黛まどか「17文字の詩」タイトルカット



[English]

指させばたちまち消ゆる冬の虹

 冬の虹はとても淡く、気付いたときには消える寸前だったりするものです。指差しながら人に教えている間に消えていった冬の虹。後には、あまりにもはかない冬の虹の美しさが印象に残っているだけです。

 恋や夢なども、まるで冬の虹のように、見つけたと思った途端にはかなく消えてゆくことがあります。しかし、それゆえに尊く、より美しく心に残るのかもしれません。

[季語] 冬の虹
[季節] 冬


冬銀河逢ひたいときは逢へないとき

 少し事情のある恋をしていると、クリスマスや休日など、特に一緒に過ごしたいときほど逢うことができないものです。

 逢えない淋しさに、ふと仰いだ冬銀河。美しすぎるほどの冬銀河が、今は逢えない恋人への想いをなおさら募らせるのです。

[季語] 冬銀河
[季節] 冬


旅人に道蹤いてゆく帰り花

 遠ざかってゆく旅人の後ろ姿。その後に、次第に伸びてゆくように残ってゆく一筋の道。その様子はまるで、旅人が道を従えているようにも見えます。

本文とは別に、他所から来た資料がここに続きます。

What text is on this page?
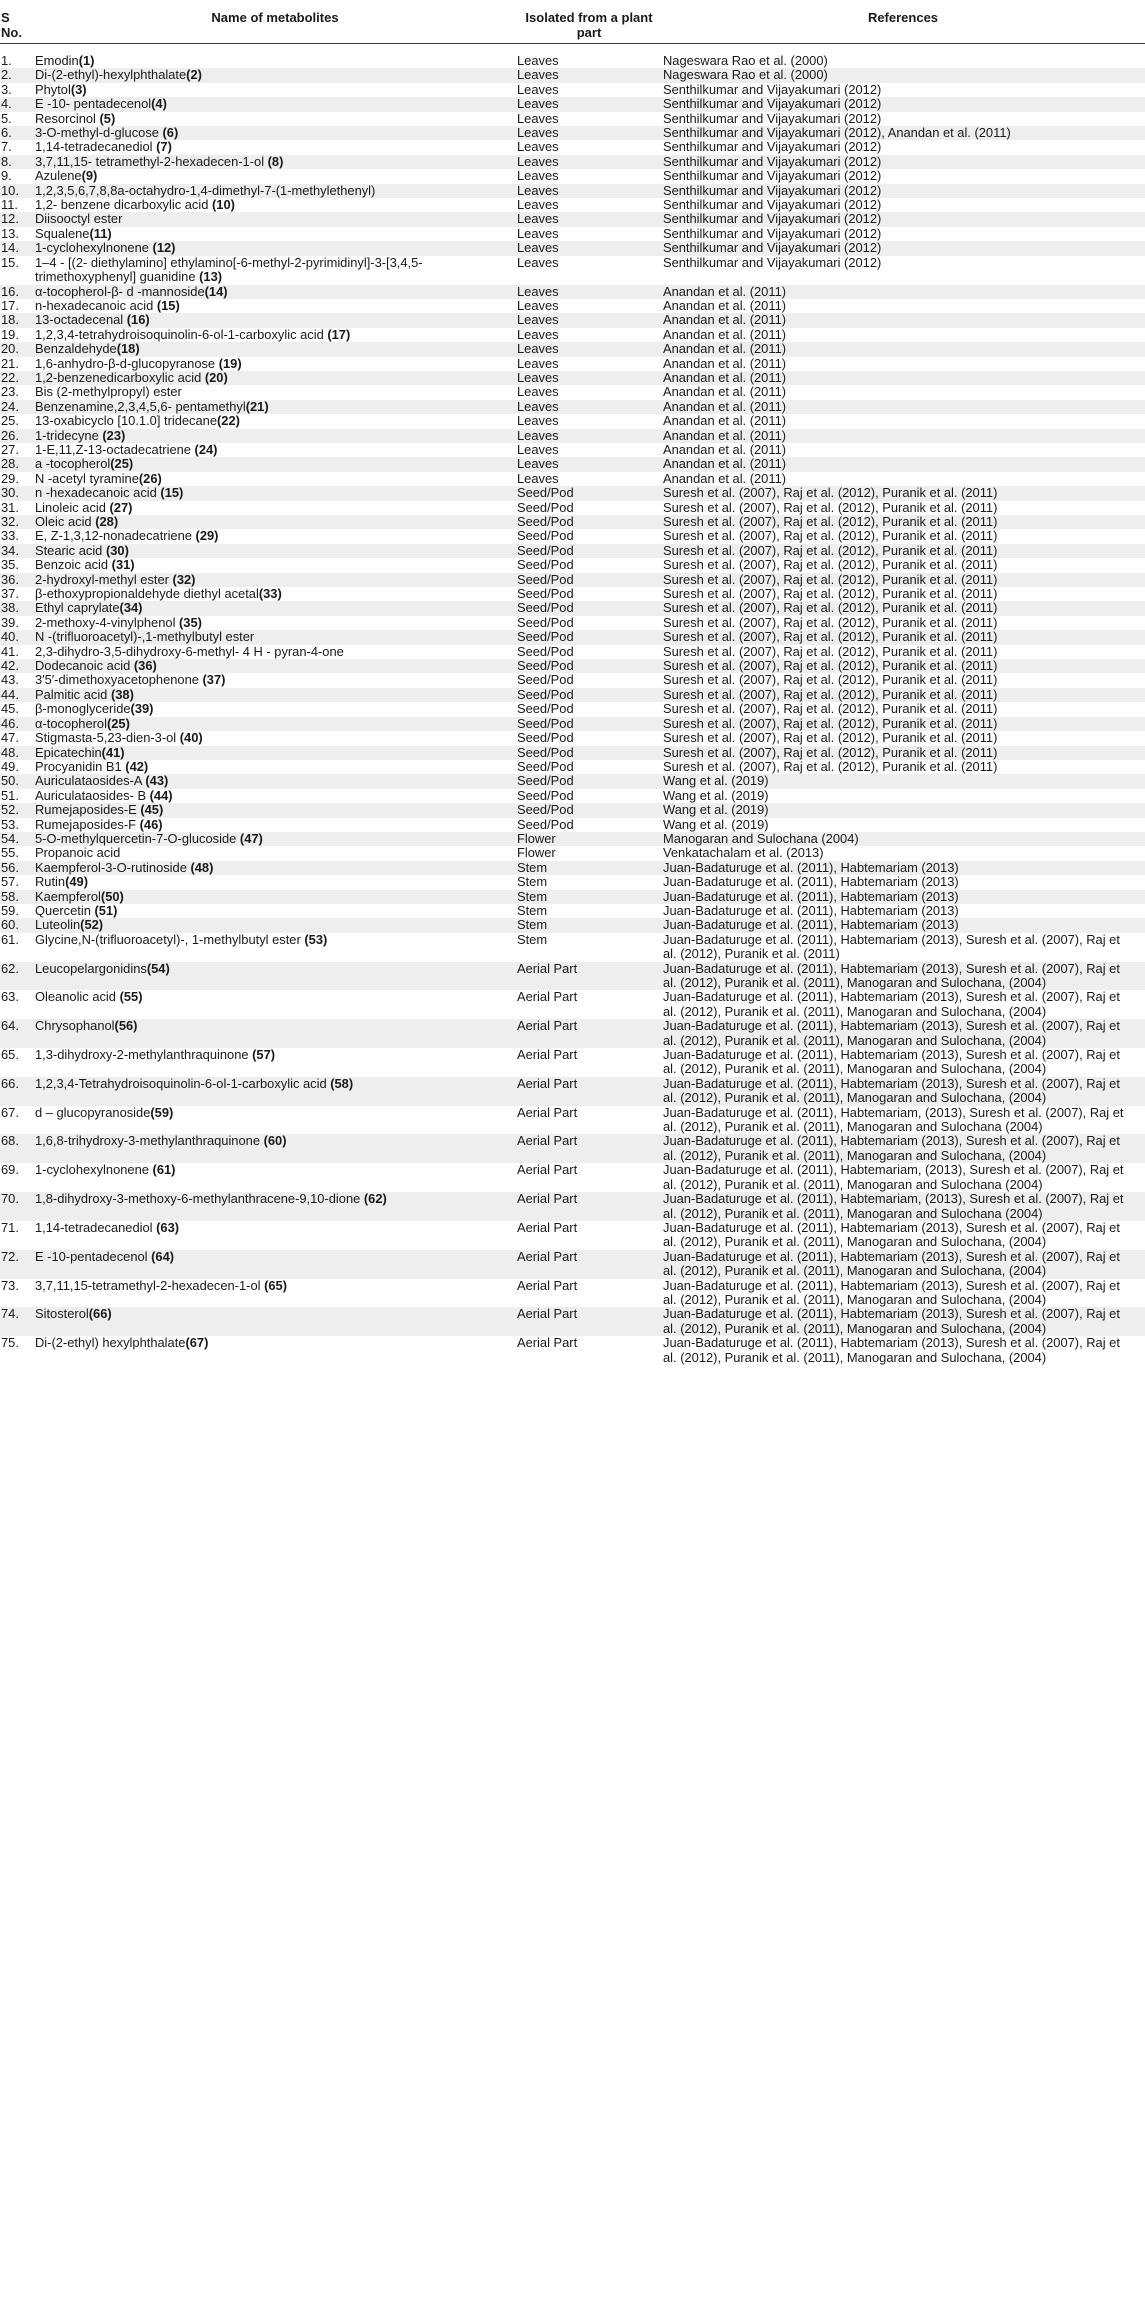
S No.	Name of metabolites	Isolated from a plant part	References
1.	Emodin(1)	Leaves	Nageswara Rao et al. (2000)
2.	Di-(2-ethyl)-hexylphthalate(2)	Leaves	Nageswara Rao et al. (2000)
3.	Phytol(3)	Leaves	Senthilkumar and Vijayakumari (2012)
4.	E -10- pentadecenol(4)	Leaves	Senthilkumar and Vijayakumari (2012)
5.	Resorcinol (5)	Leaves	Senthilkumar and Vijayakumari (2012)
6.	3-O-methyl-d-glucose (6)	Leaves	Senthilkumar and Vijayakumari (2012), Anandan et al. (2011)
7.	1,14-tetradecanediol (7)	Leaves	Senthilkumar and Vijayakumari (2012)
8.	3,7,11,15- tetramethyl-2-hexadecen-1-ol (8)	Leaves	Senthilkumar and Vijayakumari (2012)
9.	Azulene(9)	Leaves	Senthilkumar and Vijayakumari (2012)
10.	1,2,3,5,6,7,8,8a-octahydro-1,4-dimethyl-7-(1-methylethenyl)	Leaves	Senthilkumar and Vijayakumari (2012)
11.	1,2- benzene dicarboxylic acid (10)	Leaves	Senthilkumar and Vijayakumari (2012)
12.	Diisooctyl ester	Leaves	Senthilkumar and Vijayakumari (2012)
13.	Squalene(11)	Leaves	Senthilkumar and Vijayakumari (2012)
14.	1-cyclohexylnonene (12)	Leaves	Senthilkumar and Vijayakumari (2012)
15.	1–4 - [(2- diethylamino] ethylamino[-6-methyl-2-pyrimidinyl]-3-[3,4,5- trimethoxyphenyl] guanidine (13)	Leaves	Senthilkumar and Vijayakumari (2012)
16.	α-tocopherol-β- d -mannoside(14)	Leaves	Anandan et al. (2011)
17.	n-hexadecanoic acid (15)	Leaves	Anandan et al. (2011)
18.	13-octadecenal (16)	Leaves	Anandan et al. (2011)
19.	1,2,3,4-tetrahydroisoquinolin-6-ol-1-carboxylic acid (17)	Leaves	Anandan et al. (2011)
20.	Benzaldehyde(18)	Leaves	Anandan et al. (2011)
21.	1,6-anhydro-β-d-glucopyranose (19)	Leaves	Anandan et al. (2011)
22.	1,2-benzenedicarboxylic acid (20)	Leaves	Anandan et al. (2011)
23.	Bis (2-methylpropyl) ester	Leaves	Anandan et al. (2011)
24.	Benzenamine,2,3,4,5,6- pentamethyl(21)	Leaves	Anandan et al. (2011)
25.	13-oxabicyclo [10.1.0] tridecane(22)	Leaves	Anandan et al. (2011)
26.	1-tridecyne (23)	Leaves	Anandan et al. (2011)
27.	1-E,11,Z-13-octadecatriene (24)	Leaves	Anandan et al. (2011)
28.	a -tocopherol(25)	Leaves	Anandan et al. (2011)
29.	N -acetyl tyramine(26)	Leaves	Anandan et al. (2011)
30.	n -hexadecanoic acid (15)	Seed/Pod	Suresh et al. (2007), Raj et al. (2012), Puranik et al. (2011)
31.	Linoleic acid (27)	Seed/Pod	Suresh et al. (2007), Raj et al. (2012), Puranik et al. (2011)
32.	Oleic acid (28)	Seed/Pod	Suresh et al. (2007), Raj et al. (2012), Puranik et al. (2011)
33.	E, Z-1,3,12-nonadecatriene (29)	Seed/Pod	Suresh et al. (2007), Raj et al. (2012), Puranik et al. (2011)
34.	Stearic acid (30)	Seed/Pod	Suresh et al. (2007), Raj et al. (2012), Puranik et al. (2011)
35.	Benzoic acid (31)	Seed/Pod	Suresh et al. (2007), Raj et al. (2012), Puranik et al. (2011)
36.	2-hydroxyl-methyl ester (32)	Seed/Pod	Suresh et al. (2007), Raj et al. (2012), Puranik et al. (2011)
37.	β-ethoxypropionaldehyde diethyl acetal(33)	Seed/Pod	Suresh et al. (2007), Raj et al. (2012), Puranik et al. (2011)
38.	Ethyl caprylate(34)	Seed/Pod	Suresh et al. (2007), Raj et al. (2012), Puranik et al. (2011)
39.	2-methoxy-4-vinylphenol (35)	Seed/Pod	Suresh et al. (2007), Raj et al. (2012), Puranik et al. (2011)
40.	N -(trifluoroacetyl)-,1-methylbutyl ester	Seed/Pod	Suresh et al. (2007), Raj et al. (2012), Puranik et al. (2011)
41.	2,3-dihydro-3,5-dihydroxy-6-methyl- 4 H - pyran-4-one	Seed/Pod	Suresh et al. (2007), Raj et al. (2012), Puranik et al. (2011)
42.	Dodecanoic acid (36)	Seed/Pod	Suresh et al. (2007), Raj et al. (2012), Puranik et al. (2011)
43.	3′5′-dimethoxyacetophenone (37)	Seed/Pod	Suresh et al. (2007), Raj et al. (2012), Puranik et al. (2011)
44.	Palmitic acid (38)	Seed/Pod	Suresh et al. (2007), Raj et al. (2012), Puranik et al. (2011)
45.	β-monoglyceride(39)	Seed/Pod	Suresh et al. (2007), Raj et al. (2012), Puranik et al. (2011)
46.	α-tocopherol(25)	Seed/Pod	Suresh et al. (2007), Raj et al. (2012), Puranik et al. (2011)
47.	Stigmasta-5,23-dien-3-ol (40)	Seed/Pod	Suresh et al. (2007), Raj et al. (2012), Puranik et al. (2011)
48.	Epicatechin(41)	Seed/Pod	Suresh et al. (2007), Raj et al. (2012), Puranik et al. (2011)
49.	Procyanidin B1 (42)	Seed/Pod	Suresh et al. (2007), Raj et al. (2012), Puranik et al. (2011)
50.	Auriculataosides-A (43)	Seed/Pod	Wang et al. (2019)
51.	Auriculataosides- B (44)	Seed/Pod	Wang et al. (2019)
52.	Rumejaposides-E (45)	Seed/Pod	Wang et al. (2019)
53.	Rumejaposides-F (46)	Seed/Pod	Wang et al. (2019)
54.	5-O-methylquercetin-7-O-glucoside (47)	Flower	Manogaran and Sulochana (2004)
55.	Propanoic acid	Flower	Venkatachalam et al. (2013)
56.	Kaempferol-3-O-rutinoside (48)	Stem	Juan-Badaturuge et al. (2011), Habtemariam (2013)
57.	Rutin(49)	Stem	Juan-Badaturuge et al. (2011), Habtemariam (2013)
58.	Kaempferol(50)	Stem	Juan-Badaturuge et al. (2011), Habtemariam (2013)
59.	Quercetin (51)	Stem	Juan-Badaturuge et al. (2011), Habtemariam (2013)
60.	Luteolin(52)	Stem	Juan-Badaturuge et al. (2011), Habtemariam (2013)
61.	Glycine,N-(trifluoroacetyl)-, 1-methylbutyl ester (53)	Stem	Juan-Badaturuge et al. (2011), Habtemariam (2013), Suresh et al. (2007), Raj et al. (2012), Puranik et al. (2011)
62.	Leucopelargonidins(54)	Aerial Part	Juan-Badaturuge et al. (2011), Habtemariam (2013), Suresh et al. (2007), Raj et al. (2012), Puranik et al. (2011), Manogaran and Sulochana, (2004)
63.	Oleanolic acid (55)	Aerial Part	Juan-Badaturuge et al. (2011), Habtemariam (2013), Suresh et al. (2007), Raj et al. (2012), Puranik et al. (2011), Manogaran and Sulochana, (2004)
64.	Chrysophanol(56)	Aerial Part	Juan-Badaturuge et al. (2011), Habtemariam (2013), Suresh et al. (2007), Raj et al. (2012), Puranik et al. (2011), Manogaran and Sulochana, (2004)
65.	1,3-dihydroxy-2-methylanthraquinone (57)	Aerial Part	Juan-Badaturuge et al. (2011), Habtemariam (2013), Suresh et al. (2007), Raj et al. (2012), Puranik et al. (2011), Manogaran and Sulochana, (2004)
66.	1,2,3,4-Tetrahydroisoquinolin-6-ol-1-carboxylic acid (58)	Aerial Part	Juan-Badaturuge et al. (2011), Habtemariam (2013), Suresh et al. (2007), Raj et al. (2012), Puranik et al. (2011), Manogaran and Sulochana, (2004)
67.	d – glucopyranoside(59)	Aerial Part	Juan-Badaturuge et al. (2011), Habtemariam, (2013), Suresh et al. (2007), Raj et al. (2012), Puranik et al. (2011), Manogaran and Sulochana (2004)
68.	1,6,8-trihydroxy-3-methylanthraquinone (60)	Aerial Part	Juan-Badaturuge et al. (2011), Habtemariam (2013), Suresh et al. (2007), Raj et al. (2012), Puranik et al. (2011), Manogaran and Sulochana, (2004)
69.	1-cyclohexylnonene (61)	Aerial Part	Juan-Badaturuge et al. (2011), Habtemariam, (2013), Suresh et al. (2007), Raj et al. (2012), Puranik et al. (2011), Manogaran and Sulochana (2004)
70.	1,8-dihydroxy-3-methoxy-6-methylanthracene-9,10-dione (62)	Aerial Part	Juan-Badaturuge et al. (2011), Habtemariam, (2013), Suresh et al. (2007), Raj et al. (2012), Puranik et al. (2011), Manogaran and Sulochana (2004)
71.	1,14-tetradecanediol (63)	Aerial Part	Juan-Badaturuge et al. (2011), Habtemariam (2013), Suresh et al. (2007), Raj et al. (2012), Puranik et al. (2011), Manogaran and Sulochana, (2004)
72.	E -10-pentadecenol (64)	Aerial Part	Juan-Badaturuge et al. (2011), Habtemariam (2013), Suresh et al. (2007), Raj et al. (2012), Puranik et al. (2011), Manogaran and Sulochana, (2004)
73.	3,7,11,15-tetramethyl-2-hexadecen-1-ol (65)	Aerial Part	Juan-Badaturuge et al. (2011), Habtemariam (2013), Suresh et al. (2007), Raj et al. (2012), Puranik et al. (2011), Manogaran and Sulochana, (2004)
74.	Sitosterol(66)	Aerial Part	Juan-Badaturuge et al. (2011), Habtemariam (2013), Suresh et al. (2007), Raj et al. (2012), Puranik et al. (2011), Manogaran and Sulochana, (2004)
75.	Di-(2-ethyl) hexylphthalate(67)	Aerial Part	Juan-Badaturuge et al. (2011), Habtemariam (2013), Suresh et al. (2007), Raj et al. (2012), Puranik et al. (2011), Manogaran and Sulochana, (2004)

 旅人が過ぎ去った後、一輪の帰り花が咲いていました。「帰り花」とは、小春日和のころ、本来とは季節を違えて咲いた花のことです。寂寞とした冬の景に、ひっそりと、しかし力強く咲いた帰り花。それは、今過ぎ去った旅人が咲かせていったかのようにも思えるのです。

[季語] 帰り花
[季節] 冬


初日記恋といふ字の多かりし

 人に自分の恋の話をするのは、少し恥じらいがあるものです。あるいは、誰にも話せない秘密の恋をしているのかもしれません。せめて日記の上では、誰の目もはばかることなく、恋のことを打ち明けたいもの。

 年が明け、初めて綴る日記。その1ページ目も、恋する人への想いで溢れんばかりでした。